Expulsion: cinq passagers débarqués, dont une député qui porte plainte

Un vol retardé à cause d'un rapatriement forcé
Un vol retardé à cause d'un rapatriement forcé - © LAURIE DIEFFEMBACQ - BELGA

Une tentative d'expulsion forcée d'une femme à destination de Kinshasa a provoqué l'émoi, au bord d'un avion de la compagnie Brussels Airlines. Cinq passagers, sensibles aux pleurs de la personne expulsée de force, sont intervenus. Ils ont été débarqués de l'avion et arrêtés administrativement pour avoir causé des troubles. Parmi eux, la député FDF Gisèle Mandaila, qui porte plainte.

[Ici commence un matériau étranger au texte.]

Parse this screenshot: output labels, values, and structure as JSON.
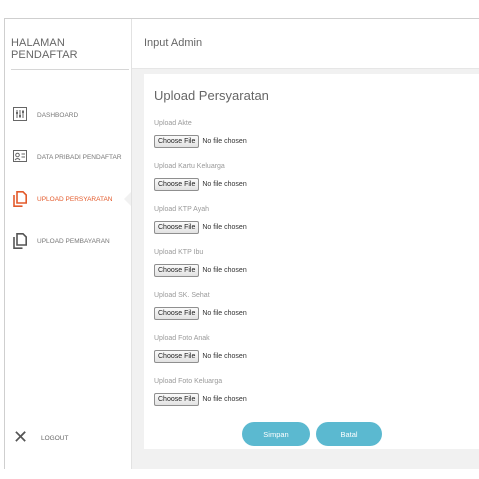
{
  "sidebar": {
    "brand": "HALAMAN PENDAFTAR",
    "items": [
      {
        "label": "DASHBOARD",
        "icon": "dashboard-icon",
        "active": false
      },
      {
        "label": "DATA PRIBADI PENDAFTAR",
        "icon": "id-card-icon",
        "active": false
      },
      {
        "label": "UPLOAD PERSYARATAN",
        "icon": "documents-icon",
        "active": true
      },
      {
        "label": "UPLOAD PEMBAYARAN",
        "icon": "documents-icon",
        "active": false
      }
    ],
    "logout": "LOGOUT"
  },
  "header": {
    "title": "Input Admin"
  },
  "form": {
    "title": "Upload Persyaratan",
    "choose_label": "Choose File",
    "no_file": "No file chosen",
    "fields": [
      {
        "label": "Upload Akte"
      },
      {
        "label": "Upload Kartu Keluarga"
      },
      {
        "label": "Upload KTP Ayah"
      },
      {
        "label": "Upload KTP Ibu"
      },
      {
        "label": "Upload SK. Sehat"
      },
      {
        "label": "Upload Foto Anak"
      },
      {
        "label": "Upload Foto Keluarga"
      }
    ],
    "save_label": "Simpan",
    "cancel_label": "Batal"
  },
  "colors": {
    "accent": "#e35a2b",
    "button": "#5bb9d0",
    "background": "#f1f1f1"
  }
}
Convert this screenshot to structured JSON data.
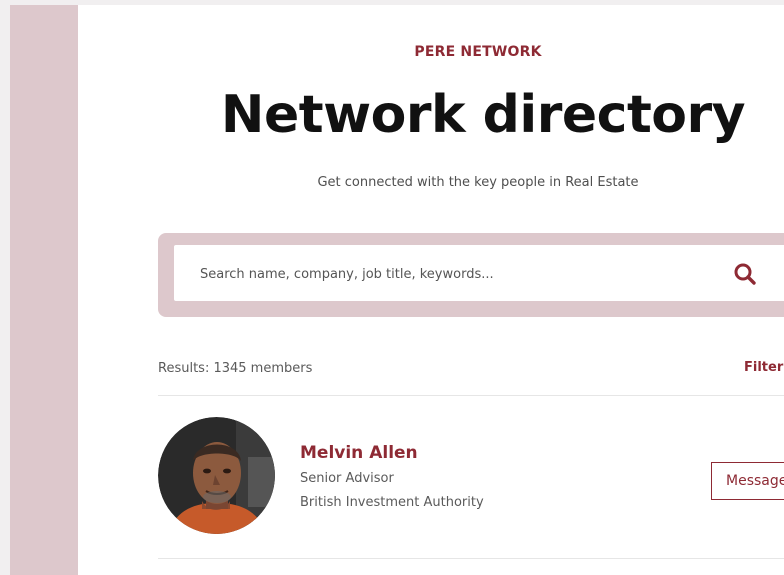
{
  "header": {
    "eyebrow": "PERE NETWORK",
    "title": "Network directory",
    "subtitle": "Get connected with the key people in Real Estate"
  },
  "search": {
    "placeholder": "Search name, company, job title, keywords...",
    "button_icon": "search-icon"
  },
  "results": {
    "label": "Results: 1345 members",
    "filter_label": "Filter"
  },
  "members": [
    {
      "name": "Melvin Allen",
      "title": "Senior Advisor",
      "company": "British Investment Authority",
      "message_label": "Message",
      "avatar_icon": "person-photo"
    }
  ],
  "colors": {
    "accent": "#8e2a34",
    "band": "#ddc8cc",
    "background": "#ffffff",
    "text_dark": "#111111",
    "text_muted": "#5a5a5a"
  }
}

La député bruxelloise Gisèle Mandaila (FDF) a annoncé samedi après-midi qu'elle allait porter plainte contre un jeune policier pour avoir reçu un coup de poing au visage alors qu'elle avait été débarquée du vol. "Il faut donner une sanction disciplinaire à ce jeune policier", estime-t-elle. "Il faut qu'il suive une formation pour apprendre la maîtrise de soi", poursuit Mme Mandaila. Pour elle, l'usage de la violence n'était pas justifié.

A la suite des incidents à bord, le commandant a décidé de débarquer la passagère qui devait être expulsée. Selon Kaatje Natens, ce sont les pleurs et les cris de la femme, et non des maltraitances, qui ont ému certains passagers. Ils ont dès lors décidé de protester.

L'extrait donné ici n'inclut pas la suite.